Случалось, свеча незаметно догорала до донышка и тогда словно бы умирала, оставив после себя в воздухе струйку смрадного дыма. Случалось и так, что встающее солнце заставало Василия склонившимся над книгой при горящей свече. И снова чудо — пламя словно бы обесцвечивалось, становилось совершено белым, а на столешницу ложилась его собственная тень, которая чуть вздрагивала, повторяя все движения почти невидимого в лучах солнца пламени, и было словно бы живое, так что и тронуть его боязно, словно это могло помешать ему или загасить. И даже некую суеверную тревогу испытывал Василий, когда ему приходилось собственным дыханием сбивать пламя — он старался как можно реже это делать, всегда радовался, когда мог поступить так, чтобы свеча не угасла.
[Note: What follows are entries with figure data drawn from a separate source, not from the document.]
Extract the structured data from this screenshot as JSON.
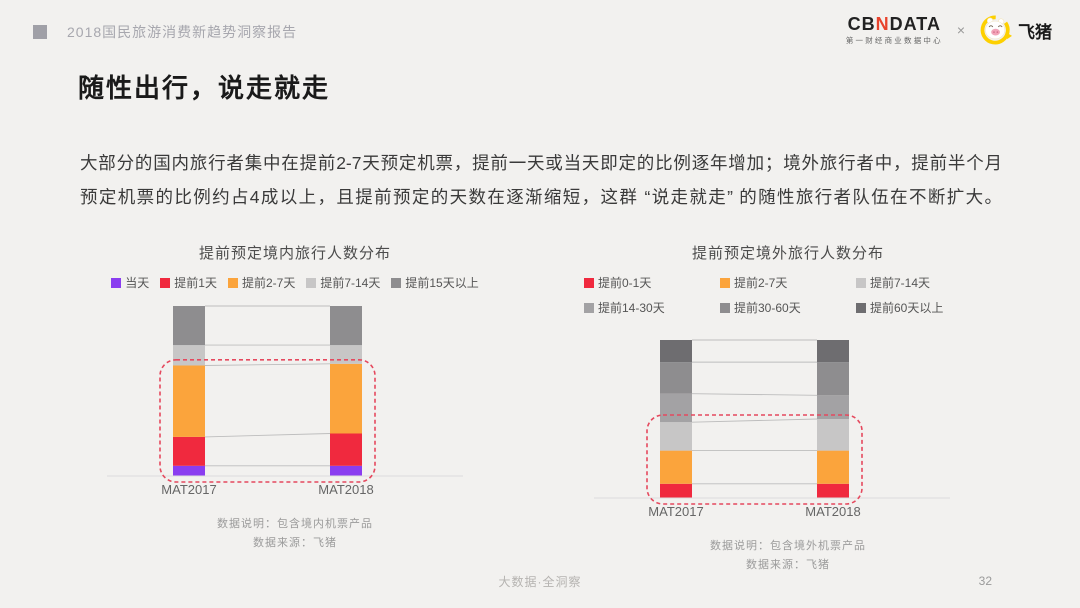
{
  "header": {
    "report_title": "2018国民旅游消费新趋势洞察报告",
    "cbndata_logo": {
      "prefix": "CB",
      "n": "N",
      "suffix": "DATA",
      "subtitle": "第一财经商业数据中心"
    },
    "multiply_sign": "×",
    "fliggy_label": "飞猪"
  },
  "page": {
    "title": "随性出行，说走就走",
    "body_line1": "大部分的国内旅行者集中在提前2-7天预定机票，提前一天或当天即定的比例逐年增加；境外旅行者中，提前半个月",
    "body_line2": "预定机票的比例约占4成以上，且提前预定的天数在逐渐缩短，这群 “说走就走” 的随性旅行者队伍在不断扩大。"
  },
  "chart_data": [
    {
      "type": "bar",
      "stacked": true,
      "title": "提前预定境内旅行人数分布",
      "categories": [
        "MAT2017",
        "MAT2018"
      ],
      "series": [
        {
          "name": "当天",
          "color": "#8a3df0",
          "values": [
            6,
            6
          ]
        },
        {
          "name": "提前1天",
          "color": "#f0293e",
          "values": [
            17,
            19
          ]
        },
        {
          "name": "提前2-7天",
          "color": "#fba43c",
          "values": [
            42,
            41
          ]
        },
        {
          "name": "提前7-14天",
          "color": "#c7c6c6",
          "values": [
            12,
            11
          ]
        },
        {
          "name": "提前15天以上",
          "color": "#8e8d8f",
          "values": [
            23,
            23
          ]
        }
      ],
      "value_unit": "share of travelers (%, estimated from bar heights)",
      "legend_position": "top",
      "grid": false,
      "highlight": {
        "segments": [
          "当天",
          "提前1天",
          "提前2-7天"
        ],
        "color": "#e5495e",
        "style": "dashed-rounded-rect"
      },
      "note_line1": "数据说明：包含境内机票产品",
      "note_line2": "数据来源：飞猪"
    },
    {
      "type": "bar",
      "stacked": true,
      "title": "提前预定境外旅行人数分布",
      "categories": [
        "MAT2017",
        "MAT2018"
      ],
      "series": [
        {
          "name": "提前0-1天",
          "color": "#f0293e",
          "values": [
            9,
            9
          ]
        },
        {
          "name": "提前2-7天",
          "color": "#fba43c",
          "values": [
            21,
            21
          ]
        },
        {
          "name": "提前7-14天",
          "color": "#c7c6c6",
          "values": [
            18,
            20
          ]
        },
        {
          "name": "提前14-30天",
          "color": "#a3a2a4",
          "values": [
            18,
            15
          ]
        },
        {
          "name": "提前30-60天",
          "color": "#8e8d8f",
          "values": [
            20,
            21
          ]
        },
        {
          "name": "提前60天以上",
          "color": "#6e6d70",
          "values": [
            14,
            14
          ]
        }
      ],
      "value_unit": "share of travelers (%, estimated from bar heights)",
      "legend_position": "top",
      "grid": false,
      "highlight": {
        "segments": [
          "提前0-1天",
          "提前2-7天",
          "提前7-14天"
        ],
        "color": "#e5495e",
        "style": "dashed-rounded-rect"
      },
      "note_line1": "数据说明：包含境外机票产品",
      "note_line2": "数据来源：飞猪"
    }
  ],
  "footer": {
    "slogan": "大数据·全洞察",
    "page_number": "32"
  }
}
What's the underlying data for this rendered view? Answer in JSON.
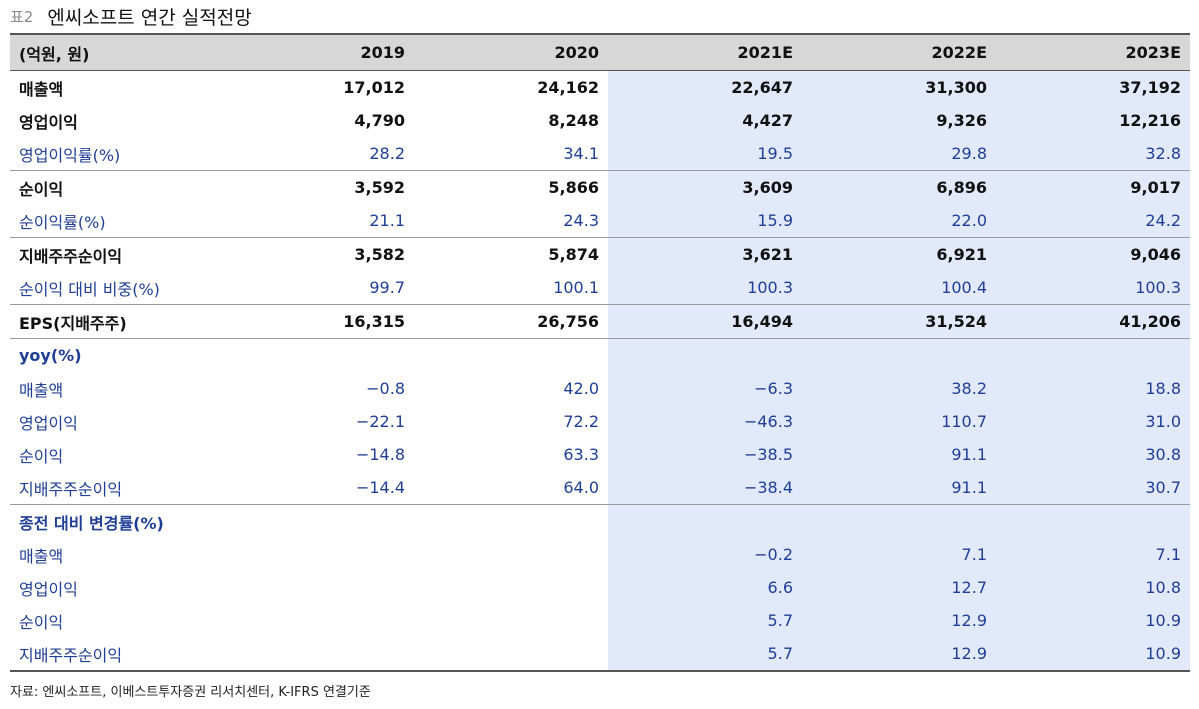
{
  "title_tag": "표2",
  "title": "엔씨소프트 연간 실적전망",
  "header": [
    "(억원, 원)",
    "2019",
    "2020",
    "2021E",
    "2022E",
    "2023E"
  ],
  "rows": [
    {
      "label": "매출액",
      "values": [
        "17,012",
        "24,162",
        "22,647",
        "31,300",
        "37,192"
      ],
      "style": "bold",
      "top": false
    },
    {
      "label": "영업이익",
      "values": [
        "4,790",
        "8,248",
        "4,427",
        "9,326",
        "12,216"
      ],
      "style": "bold",
      "top": false
    },
    {
      "label": "영업이익률(%)",
      "values": [
        "28.2",
        "34.1",
        "19.5",
        "29.8",
        "32.8"
      ],
      "style": "sub",
      "top": false
    },
    {
      "label": "순이익",
      "values": [
        "3,592",
        "5,866",
        "3,609",
        "6,896",
        "9,017"
      ],
      "style": "bold",
      "top": true
    },
    {
      "label": "순이익률(%)",
      "values": [
        "21.1",
        "24.3",
        "15.9",
        "22.0",
        "24.2"
      ],
      "style": "sub",
      "top": false
    },
    {
      "label": "지배주주순이익",
      "values": [
        "3,582",
        "5,874",
        "3,621",
        "6,921",
        "9,046"
      ],
      "style": "bold",
      "top": true
    },
    {
      "label": "순이익 대비 비중(%)",
      "values": [
        "99.7",
        "100.1",
        "100.3",
        "100.4",
        "100.3"
      ],
      "style": "sub",
      "top": false
    },
    {
      "label": "EPS(지배주주)",
      "values": [
        "16,315",
        "26,756",
        "16,494",
        "31,524",
        "41,206"
      ],
      "style": "bold",
      "top": true
    },
    {
      "label": "yoy(%)",
      "values": [
        "",
        "",
        "",
        "",
        ""
      ],
      "style": "sec",
      "top": true
    },
    {
      "label": "매출액",
      "values": [
        "−0.8",
        "42.0",
        "−6.3",
        "38.2",
        "18.8"
      ],
      "style": "sub",
      "top": false
    },
    {
      "label": "영업이익",
      "values": [
        "−22.1",
        "72.2",
        "−46.3",
        "110.7",
        "31.0"
      ],
      "style": "sub",
      "top": false
    },
    {
      "label": "순이익",
      "values": [
        "−14.8",
        "63.3",
        "−38.5",
        "91.1",
        "30.8"
      ],
      "style": "sub",
      "top": false
    },
    {
      "label": "지배주주순이익",
      "values": [
        "−14.4",
        "64.0",
        "−38.4",
        "91.1",
        "30.7"
      ],
      "style": "sub",
      "top": false
    },
    {
      "label": "종전 대비 변경률(%)",
      "values": [
        "",
        "",
        "",
        "",
        ""
      ],
      "style": "sec",
      "top": true
    },
    {
      "label": "매출액",
      "values": [
        "",
        "",
        "−0.2",
        "7.1",
        "7.1"
      ],
      "style": "sub",
      "top": false
    },
    {
      "label": "영업이익",
      "values": [
        "",
        "",
        "6.6",
        "12.7",
        "10.8"
      ],
      "style": "sub",
      "top": false
    },
    {
      "label": "순이익",
      "values": [
        "",
        "",
        "5.7",
        "12.9",
        "10.9"
      ],
      "style": "sub",
      "top": false
    },
    {
      "label": "지배주주순이익",
      "values": [
        "",
        "",
        "5.7",
        "12.9",
        "10.9"
      ],
      "style": "sub",
      "top": false
    }
  ],
  "source": "자료: 엔씨소프트, 이베스트투자증권 리서치센터, K-IFRS 연결기준",
  "colors": {
    "estimate_bg": "#e2e9fb",
    "sub_text": "#1f3f96",
    "header_bg": "#d7d7d7"
  }
}
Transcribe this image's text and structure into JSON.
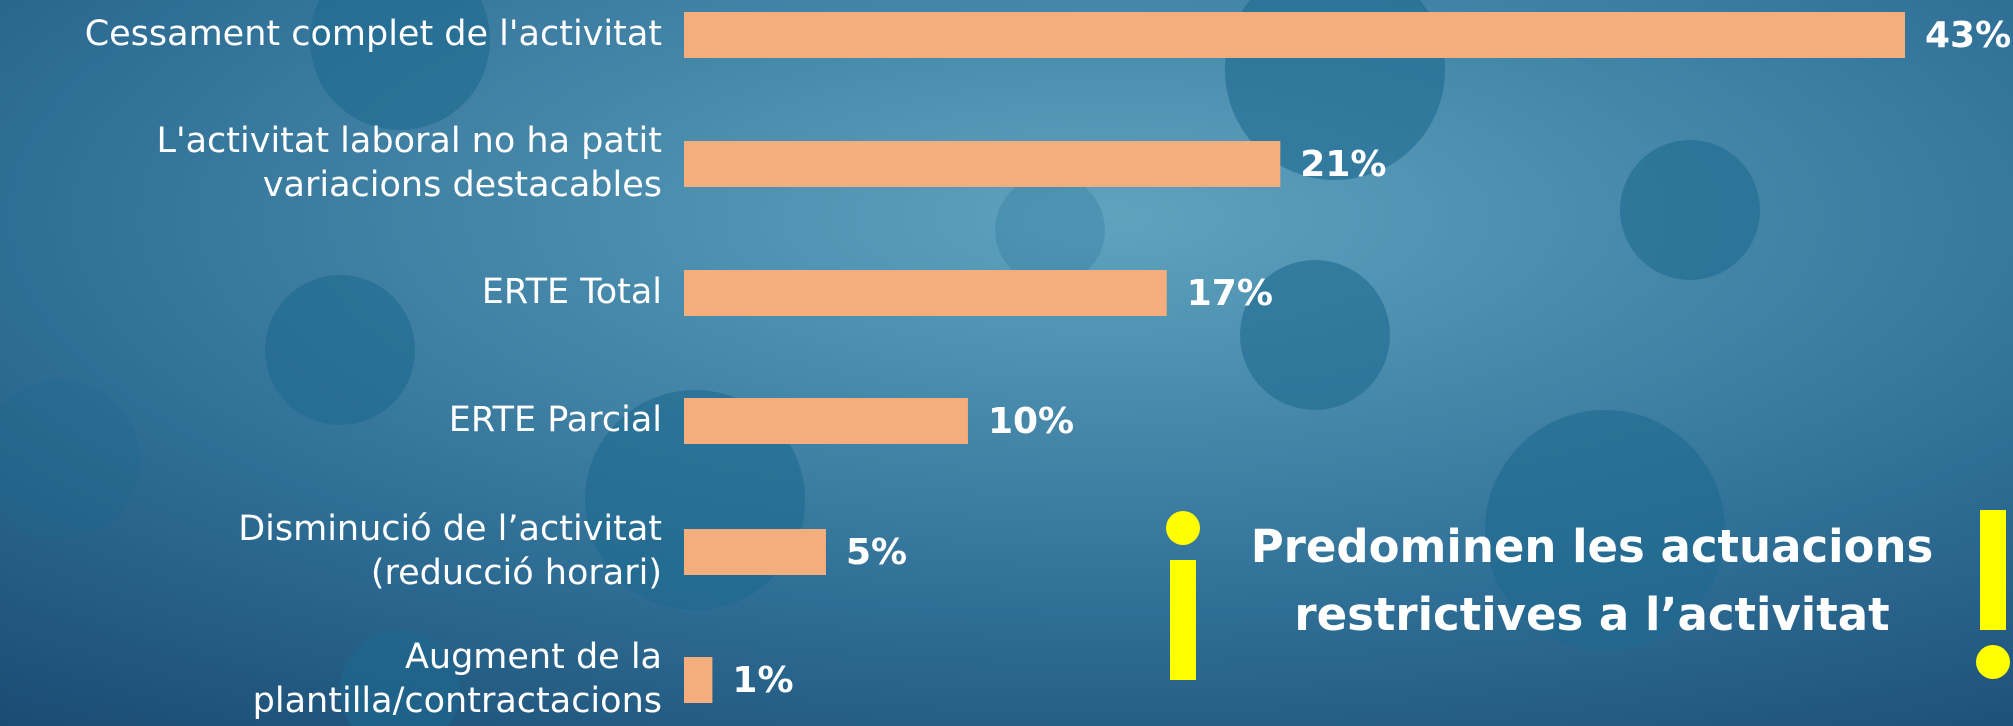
{
  "chart_data": {
    "type": "barh",
    "categories": [
      [
        "Cessament complet de l'activitat"
      ],
      [
        "L'activitat laboral no ha patit",
        "variacions destacables"
      ],
      [
        "ERTE Total"
      ],
      [
        "ERTE Parcial"
      ],
      [
        "Disminució de l’activitat",
        "(reducció horari)"
      ],
      [
        "Augment de la",
        "plantilla/contractacions"
      ]
    ],
    "values": [
      43,
      21,
      17,
      10,
      5,
      1
    ],
    "value_labels": [
      "43%",
      "21%",
      "17%",
      "10%",
      "5%",
      "1%"
    ],
    "color": "#f4ae7e",
    "annotation": [
      "Predominen les actuacions",
      "restrictives a l’activitat"
    ]
  }
}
Милые литовские мастера свечного дела не знали, конечно, что Василий так любит сидеть при горящей свече, удивлялись, почему он их так много переводит, однако не сердились и, давая каждый раз четырехфунтовые свечи, негневливо, распевно говаривали:
— Нец, нец, шесцерик — эцо дзюже дзорого.
Трокай был крепостью совершенно неприступной, жил в ней Василий в полной безопасности, однако все чаще и чаще поднимался на донжон: с главной, почти сорокасаженной башни далеко было видно окрест, верилось, что золоченые шеломчики московских соборов даже можно рассмотреть, будь когда погода посолнечнее да поустойчивее. Но погода почти всегда была пасмурной, часы яркого солнцестояния были редки и быстротечны.